Vietnam's VietJet Air today concluded a 12-year Rate Per Flight Hour (RPFH) maintenance agreement with CFM International to support the LEAP-1B engines that will power the airlines new fleet of 100 Boeing 737 MAX aircraft scheduled for delivery between 2019 and 2023. The agreement is valued at $3 billion U.S. at list price and includes a total of 215 engines.
The signature ceremony was witnessed by Vietnam's Prime Minister Nguyen Xuan Phuc, currently visiting the United States, and U.S. Secretary of Commerce Wilbur L. Ross, Jr.
Rate per Flight Hour agreements are part of CFM's portfolio of flexible aftermarket support offerings. Throughout the term of the agreement, CFM guarantees maintenance costs for the all VietJet Air's LEAP-1B engines on a dollar per engine flight hour basis.

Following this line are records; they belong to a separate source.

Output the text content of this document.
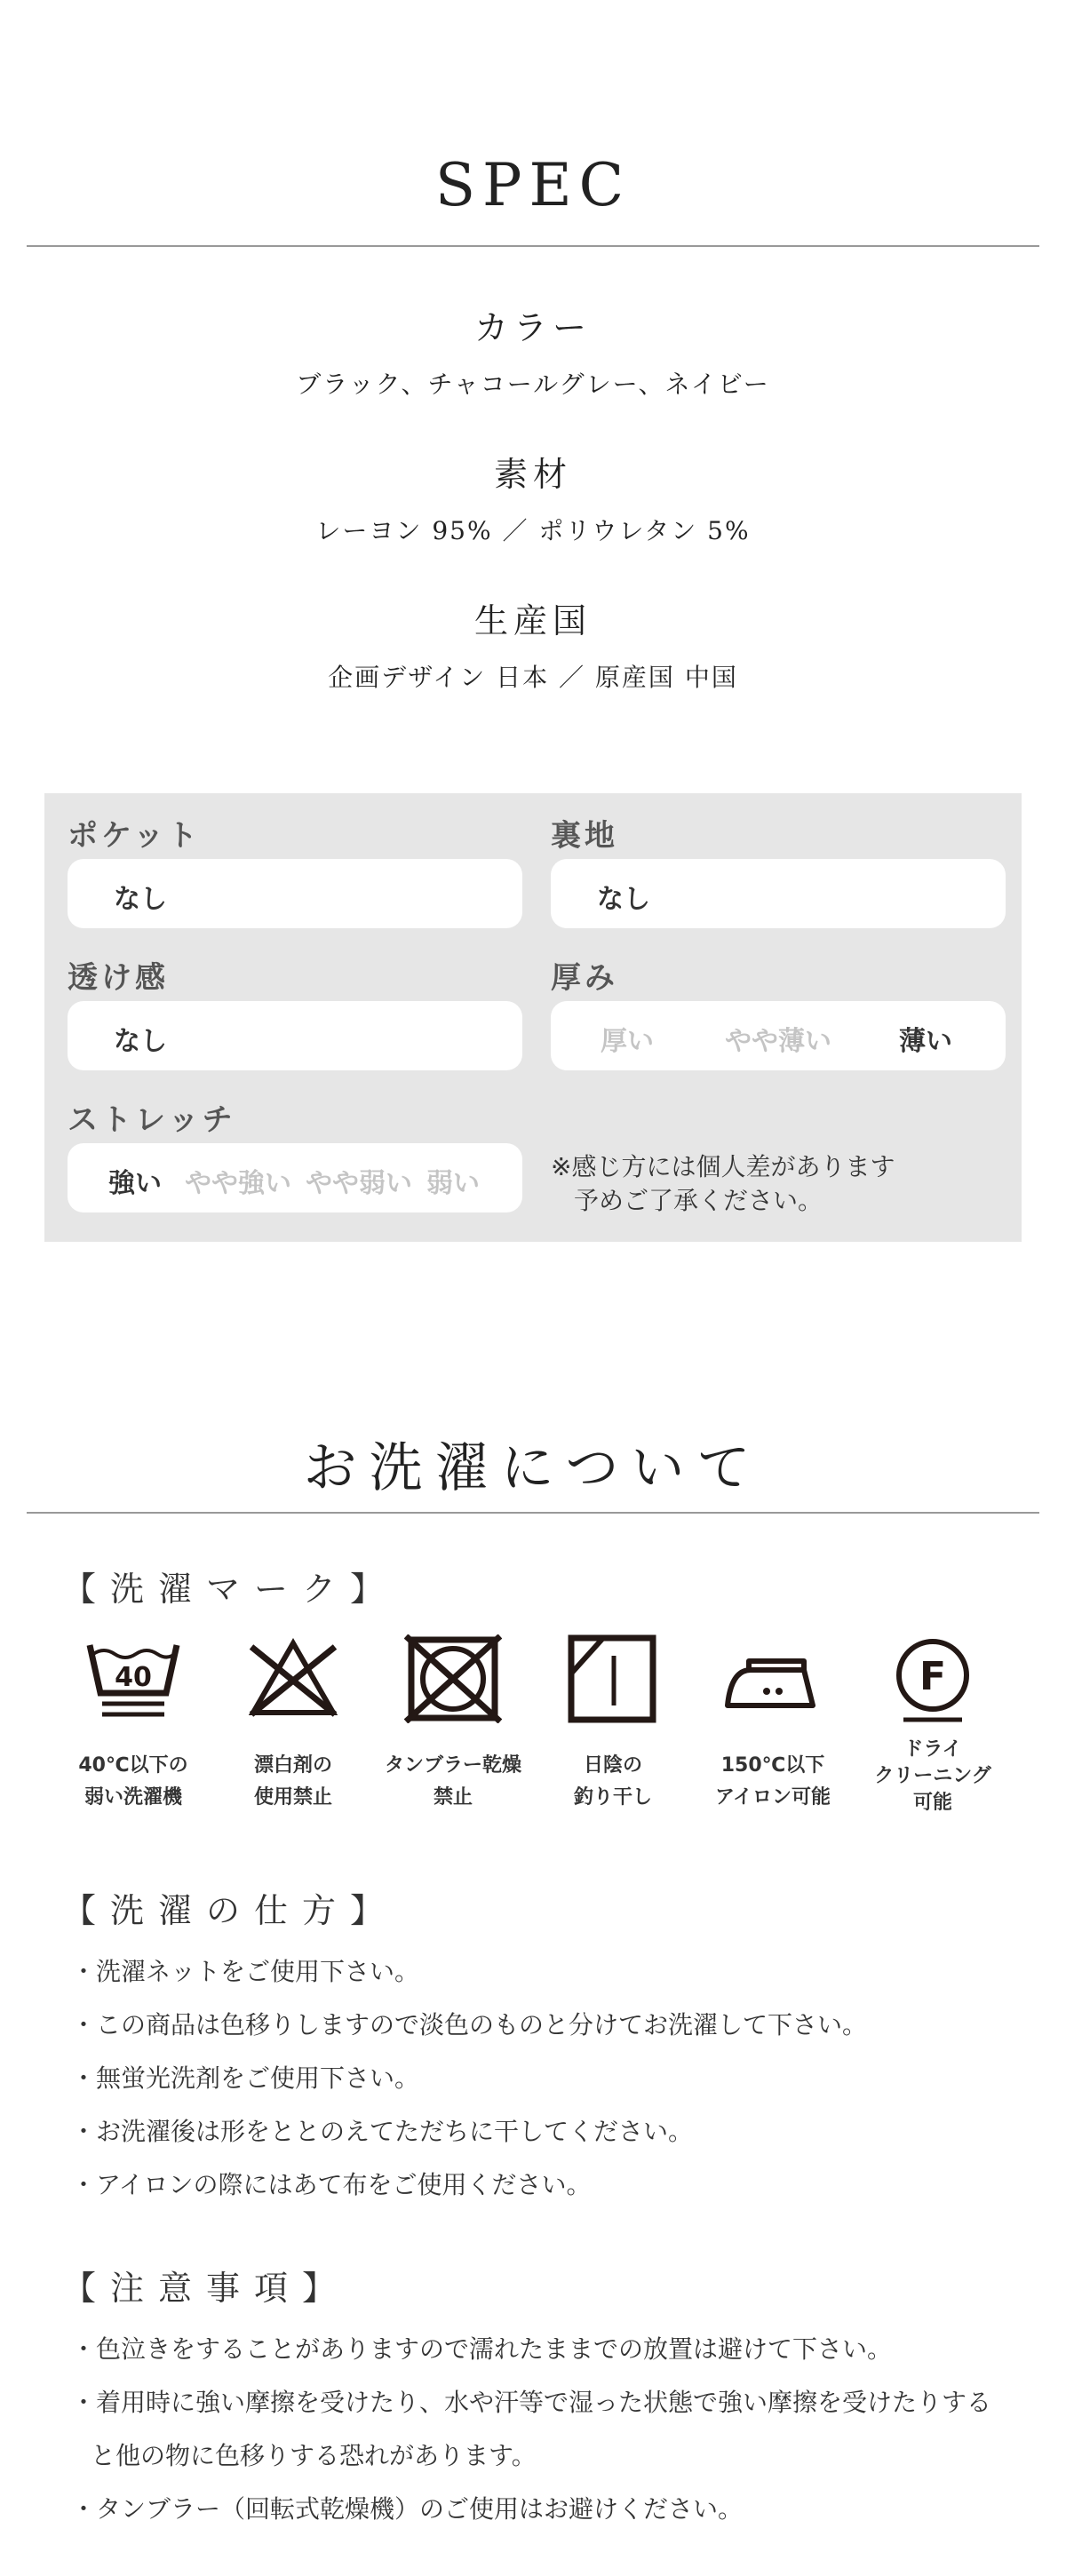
SPEC
カラー
ブラック、チャコールグレー、ネイビー
素材
レーヨン 95% ／ ポリウレタン 5%
生産国
企画デザイン 日本 ／ 原産国 中国
ポケット
なし
裏地
なし
透け感
なし
厚み
厚い	やや薄い	薄い
ストレッチ
強い やや強い やや弱い 弱い
※感じ方には個人差があります
予めご了承ください。
お洗濯について
【洗濯マーク】
40	F
40℃以下の
弱い洗濯機
漂白剤の
使用禁止
タンブラー乾燥
禁止
日陰の
釣り干し
150℃以下
アイロン可能
ドライ
クリーニング
可能
【洗濯の仕方】
・洗濯ネットをご使用下さい。
・この商品は色移りしますので淡色のものと分けてお洗濯して下さい。
・無蛍光洗剤をご使用下さい。
・お洗濯後は形をととのえてただちに干してください。
・アイロンの際にはあて布をご使用ください。
【注意事項】
・色泣きをすることがありますので濡れたままでの放置は避けて下さい。
・着用時に強い摩擦を受けたり、水や汗等で湿った状態で強い摩擦を受けたりする
と他の物に色移りする恐れがあります。
・タンブラー（回転式乾燥機）のご使用はお避けください。
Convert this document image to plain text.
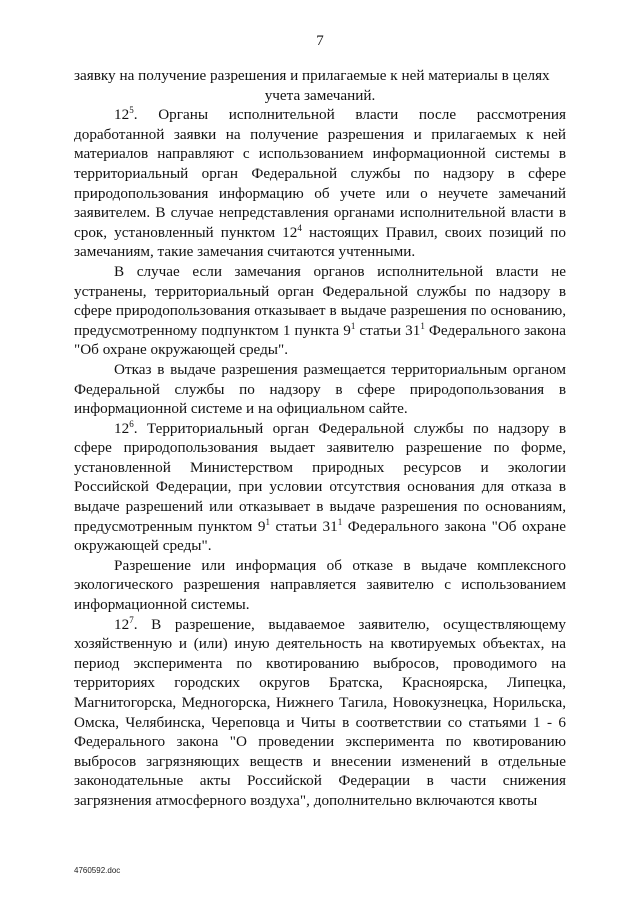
7

заявку на получение разрешения и прилагаемые к ней материалы в целях
учета замечаний.

$12^5$. Органы исполнительной власти после рассмотрения доработанной заявки на получение разрешения и прилагаемых к ней материалов направляют с использованием информационной системы в территориальный орган Федеральной службы по надзору в сфере природопользования информацию об учете или о неучете замечаний заявителем. В случае непредставления органами исполнительной власти в срок, установленный пунктом $12^4$ настоящих Правил, своих позиций по замечаниям, такие замечания считаются учтенными.

В случае если замечания органов исполнительной власти не устранены, территориальный орган Федеральной службы по надзору в сфере природопользования отказывает в выдаче разрешения по основанию, предусмотренному подпунктом 1 пункта $9^1$ статьи $31^1$ Федерального закона "Об охране окружающей среды".

Отказ в выдаче разрешения размещается территориальным органом Федеральной службы по надзору в сфере природопользования в информационной системе и на официальном сайте.

$12^6$. Территориальный орган Федеральной службы по надзору в сфере природопользования выдает заявителю разрешение по форме, установленной Министерством природных ресурсов и экологии Российской Федерации, при условии отсутствия основания для отказа в выдаче разрешений или отказывает в выдаче разрешения по основаниям, предусмотренным пунктом $9^1$ статьи $31^1$ Федерального закона "Об охране окружающей среды".

Разрешение или информация об отказе в выдаче комплексного экологического разрешения направляется заявителю с использованием информационной системы.

$12^7$. В разрешение, выдаваемое заявителю, осуществляющему хозяйственную и (или) иную деятельность на квотируемых объектах, на период эксперимента по квотированию выбросов, проводимого на территориях городских округов Братска, Красноярска, Липецка, Магнитогорска, Медногорска, Нижнего Тагила, Новокузнецка, Норильска, Омска, Челябинска, Череповца и Читы в соответствии со статьями 1 - 6 Федерального закона "О проведении эксперимента по квотированию выбросов загрязняющих веществ и внесении изменений в отдельные законодательные акты Российской Федерации в части снижения загрязнения атмосферного воздуха", дополнительно включаются квоты

4760592.doc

Based in Ho Chi Minh City, Vietjet has been a CFM customer since it commenced operations in late 2011 with CFM56-powered aircraft and currently operates a fleet of 40 aircraft.
"We know that CFM will be a great partner as we begin to introduce the LEAP-1B into our fleet," said Madame Thao Nguyen Thi Phuong Thao, CEO of VietJet Air. "This RPFH agreement is an important part of that process. Knowing from the beginning that the maintenance costs of our new fleet will be predictable and what those costs will be put us in a much better position to plan our operations and implement our growth strategy."
"We appreciate the high level of confidence this agreement shows in CFM and in our ability to support VietJet over the long term," said Gaël Méheust, president and CEO of CFM International. "It has been an honor to be a part of the very dynamic and exciting team for the last six years. It is a privilege to know that this very special relationship will continue for many more years to come."